Scazzero comes up with four things that journeying to and through the Wall allows us to experience:
- a greater level of brokenness
- a greater appreciation for holy unknowing (mystery)
- a deeper ability to wait for God
- a greater detachment
Making it through this past week, the clouds parted again (and literally two days ago, which was such a welcome relief), and I find myself in a healthier place. I believe it is partly due to experiencing such catharsis through the emotional turmoil and all the internal wrestling. The other part is just God’s grace. I even made it to my 28th birthday, which was a day of joy–even despite the cold, cloudy skies–with people and things I love.
Still, I have no idea what lies ahead or what God will do. The only thing that’s changed is that I’ve reconciled myself to the fact that I can’t force it out of him. And, somehow, I still sense that He is good, and I want to believe all Scripture describes of his character. I’ve known it to be true in the past, and I have to hold onto that shred of hope for the future.

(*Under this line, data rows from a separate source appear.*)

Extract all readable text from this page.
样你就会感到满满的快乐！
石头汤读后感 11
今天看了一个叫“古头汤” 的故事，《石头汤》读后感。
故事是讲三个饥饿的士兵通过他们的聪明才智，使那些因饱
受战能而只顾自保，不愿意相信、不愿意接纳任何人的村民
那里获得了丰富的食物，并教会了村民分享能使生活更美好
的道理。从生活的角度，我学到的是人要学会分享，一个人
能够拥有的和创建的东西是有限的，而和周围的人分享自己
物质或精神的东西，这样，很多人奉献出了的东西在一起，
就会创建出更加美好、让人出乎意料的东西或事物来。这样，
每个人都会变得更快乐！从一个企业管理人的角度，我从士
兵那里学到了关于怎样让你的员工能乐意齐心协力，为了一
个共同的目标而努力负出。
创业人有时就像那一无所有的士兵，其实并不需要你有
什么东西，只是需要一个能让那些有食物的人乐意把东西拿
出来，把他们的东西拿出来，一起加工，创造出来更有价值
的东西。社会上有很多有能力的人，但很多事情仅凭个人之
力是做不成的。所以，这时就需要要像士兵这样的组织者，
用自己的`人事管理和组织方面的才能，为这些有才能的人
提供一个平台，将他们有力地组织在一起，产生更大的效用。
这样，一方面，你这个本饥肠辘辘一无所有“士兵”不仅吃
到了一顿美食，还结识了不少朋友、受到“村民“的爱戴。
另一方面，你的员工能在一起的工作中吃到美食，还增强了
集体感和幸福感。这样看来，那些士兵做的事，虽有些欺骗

“We are to live our lives as the rest of the world–marrying, experiencing sorrow and joy, buying things and using them–but always with awareness that these things in themselves are not our lives. We are to be marked by eternity, free from the dominating power of things. Detachment is the great secret of inner peace” (134).

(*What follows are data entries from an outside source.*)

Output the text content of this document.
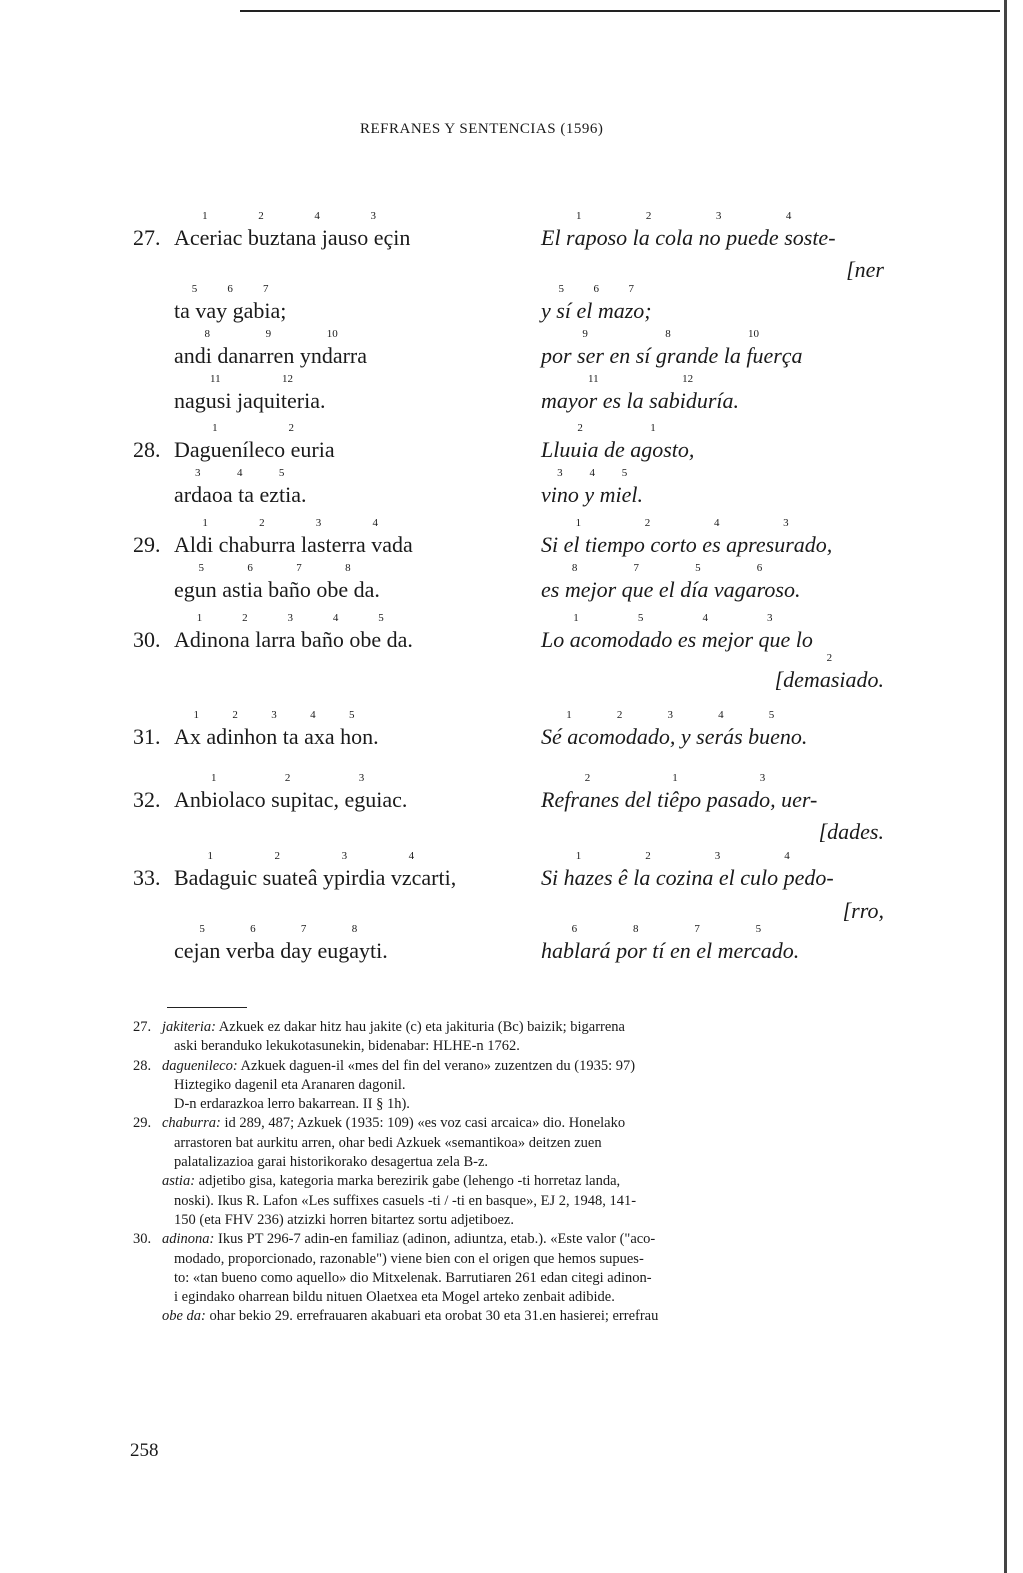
REFRANES Y SENTENCIAS (1596)
27. Aceriac buztana jauso eçin
1	2	4	3
ta vay gabia;
5	6	7
andi danarren yndarra
8	9	10
nagusi jaquiteria.
11	12
El raposo la cola no puede soste-
1	2	3	4
[ner
y sí el mazo;
5	6	7
por ser en sí grande la fuerça
9	8	10
mayor es la sabiduría.
11	12
28. Dagueníleco euria
1	2
ardaoa ta eztia.
3	4	5
Lluuia de agosto,
2	1
vino y miel.
3 4 5
29. Aldi chaburra lasterra vada
1	2	3	4
egun astia baño obe da.
5	6	7	8
Si el tiempo corto es apresurado,
1	2	4	3
es mejor que el día vagaroso.
8	7	5	6
30. Adinona larra baño obe da.
1	2	3	4	5
Lo acomodado es mejor que lo
1	5	4	3
[demasiado.
2
31. Ax adinhon ta axa hon.
1	2	3	4	5
Sé acomodado, y serás bueno.
1	2	3	4	5
32. Anbiolaco supitac, eguiac.
1	2	3
Refranes del tiêpo pasado, uer-
2	1	3
[dades.
33. Badaguic suateâ ypirdia vzcarti,
1	2	3	4
cejan verba day eugayti.
5	6	7	8
Si hazes ê la cozina el culo pedo-
1	2	3	4
[rro,
hablará por tí en el mercado.
6	8	7	5
27. jakiteria: Azkuek ez dakar hitz hau jakite (c) eta jakituria (Bc) baizik; bigarrena
aski beranduko lekukotasunekin, bidenabar: HLHE-n 1762.
28. daguenileco: Azkuek daguen-il «mes del fin del verano» zuzentzen du (1935: 97)
Hiztegiko dagenil eta Aranaren dagonil.
D-n erdarazkoa lerro bakarrean. II § 1h).
29. chaburra: id 289, 487; Azkuek (1935: 109) «es voz casi arcaica» dio. Honelako
arrastoren bat aurkitu arren, ohar bedi Azkuek «semantikoa» deitzen zuen
palatalizazioa garai historikorako desagertua zela B-z.
astia: adjetibo gisa, kategoria marka berezirik gabe (lehengo -ti horretaz landa,
noski). Ikus R. Lafon «Les suffixes casuels -ti / -ti en basque», EJ 2, 1948, 141-
150 (eta FHV 236) atzizki horren bitartez sortu adjetiboez.
30. adinona: Ikus PT 296-7 adin-en familiaz (adinon, adiuntza, etab.). «Este valor ("aco-
modado, proporcionado, razonable") viene bien con el origen que hemos supues-
to: «tan bueno como aquello» dio Mitxelenak. Barrutiaren 261 edan citegi adinon-
i egindako oharrean bildu nituen Olaetxea eta Mogel arteko zenbait adibide.
obe da: ohar bekio 29. errefrauaren akabuari eta orobat 30 eta 31.en hasierei; errefrau
258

For a sensate personality, this includes letting go of always experiencing the joy and presence of God in things other than God himself–in friendships, in the wind, in lyrical music, and in the warmth of sunlight.
One day at a time…
“God powerfully invades us when we persevere patiently through this suffering. Our great temptation is to quit or go backwards, but if we remain still, listening for his voice, God will insert something of himself into our character that will mark the rest of our journey with him” (124).
. . .
Enjoy this piece? Bailey would love to connect with you in other places, such as Instagram @oh_hey_Bailz, LinkedIn Bailey Gillespie, Facebook Bailey Gillespie, Writer, Twitter @BailzGillespie, or Medium.
January 29, 2016 at 3:31 pm
Great job in overcoming the darkness, being vulnerable and continuing to Trust our Lord even when you don’t feel it Bailey! Being led to brokenness is a hard road, one that I see is a major purpose of God. “But I thought God’s will was to bless me and build me up!” Yes, but oh how we find that only occurs after the walls are torn down to the foundation.

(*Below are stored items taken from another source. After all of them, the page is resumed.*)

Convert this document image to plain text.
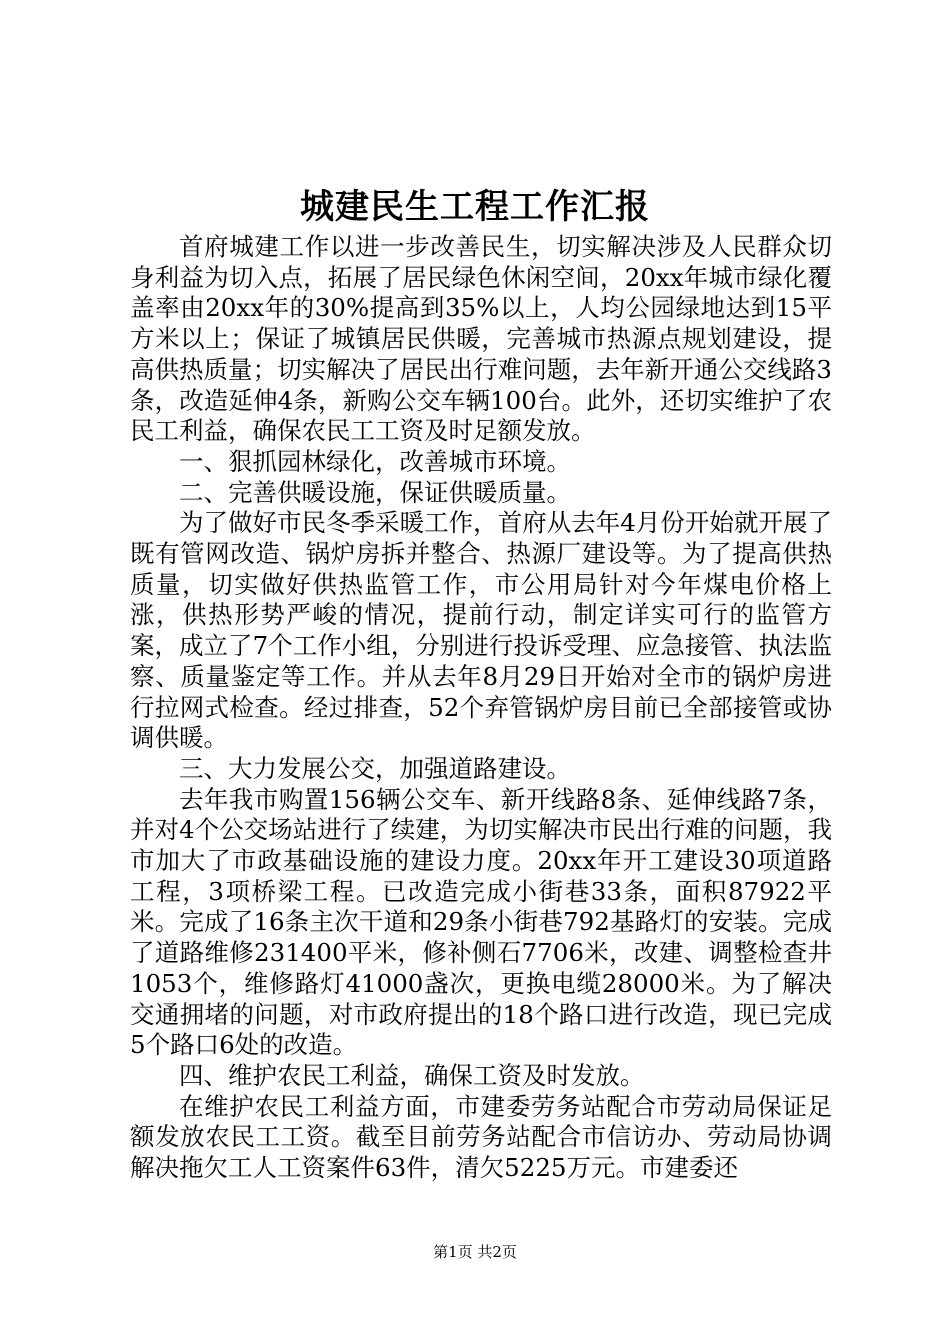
城建民生工程工作汇报

首府城建工作以进一步改善民生，切实解决涉及人民群众切身利益为切入点，拓展了居民绿色休闲空间，20xx年城市绿化覆盖率由20xx年的30%提高到35%以上，人均公园绿地达到15平方米以上；保证了城镇居民供暖，完善城市热源点规划建设，提高供热质量；切实解决了居民出行难问题，去年新开通公交线路3条，改造延伸4条，新购公交车辆100台。此外，还切实维护了农民工利益，确保农民工工资及时足额发放。

一、狠抓园林绿化，改善城市环境。

二、完善供暖设施，保证供暖质量。

为了做好市民冬季采暖工作，首府从去年4月份开始就开展了既有管网改造、锅炉房拆并整合、热源厂建设等。为了提高供热质量，切实做好供热监管工作，市公用局针对今年煤电价格上涨，供热形势严峻的情况，提前行动，制定详实可行的监管方案，成立了7个工作小组，分别进行投诉受理、应急接管、执法监察、质量鉴定等工作。并从去年8月29日开始对全市的锅炉房进行拉网式检查。经过排查，52个弃管锅炉房目前已全部接管或协调供暖。

三、大力发展公交，加强道路建设。

去年我市购置156辆公交车、新开线路8条、延伸线路7条，并对4个公交场站进行了续建，为切实解决市民出行难的问题，我市加大了市政基础设施的建设力度。20xx年开工建设30项道路工程，3项桥梁工程。已改造完成小街巷33条，面积87922平米。完成了16条主次干道和29条小街巷792基路灯的安装。完成了道路维修231400平米，修补侧石7706米，改建、调整检查井1053个，维修路灯41000盏次，更换电缆28000米。为了解决交通拥堵的问题，对市政府提出的18个路口进行改造，现已完成5个路口6处的改造。

四、维护农民工利益，确保工资及时发放。

在维护农民工利益方面，市建委劳务站配合市劳动局保证足额发放农民工工资。截至目前劳务站配合市信访办、劳动局协调解决拖欠工人工资案件63件，清欠5225万元。市建委还

第1页 共2页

Thanksgiving unto God and confessing the Word of God no matter our feelings are the answer in all things – and I’m unashamed to be this blunt, to the point and rather unemotional in my broad statement. (I am, after all, an Activist who loves God through confrontation according to Gary Thomas :) )
What I mean is that, and this is easier said than done, we have to get to the point that Jesus actually is the Word and the Word actually became flesh and in His Word there is life and actual peace and healing. For instance, Psalm 30:2 declares, “O Lord my God, I cried unto thee, and thou has healed me.” Therefore, I believe I have received my healing.
When Psalm 42:11 says, “Why art thou cast down, O my soul? And why art thou disquieted within me? Hope thou in God: for I shall yet praise him, who is the health of my countenance, and my God.” I see that praise in the midst of pain will bring health and countenance.
Even though this seems counterproductive.
All I know is, God’s Word is our bread of Life and we must depend upon it for survival.
I’m thankful you are speaking of His Word and continue to write about your experiences. God is comforting you to comfort others. And today, speak out loud a promise from God over your life! :)
LikeLiked by 1 person
February 3, 2016 at 10:45 pm
I appreciate your vulnerability, Bailey. As one of those you used to fellowship with on a regular basis, I can tell you that you are sorely missed.
This waiting time will pass and you will emerge a slightly different person–stronger and wiser. God always has purpose in the waiting times, and He is always worth the wait. Praying for you, Bailey. Thank you for your words!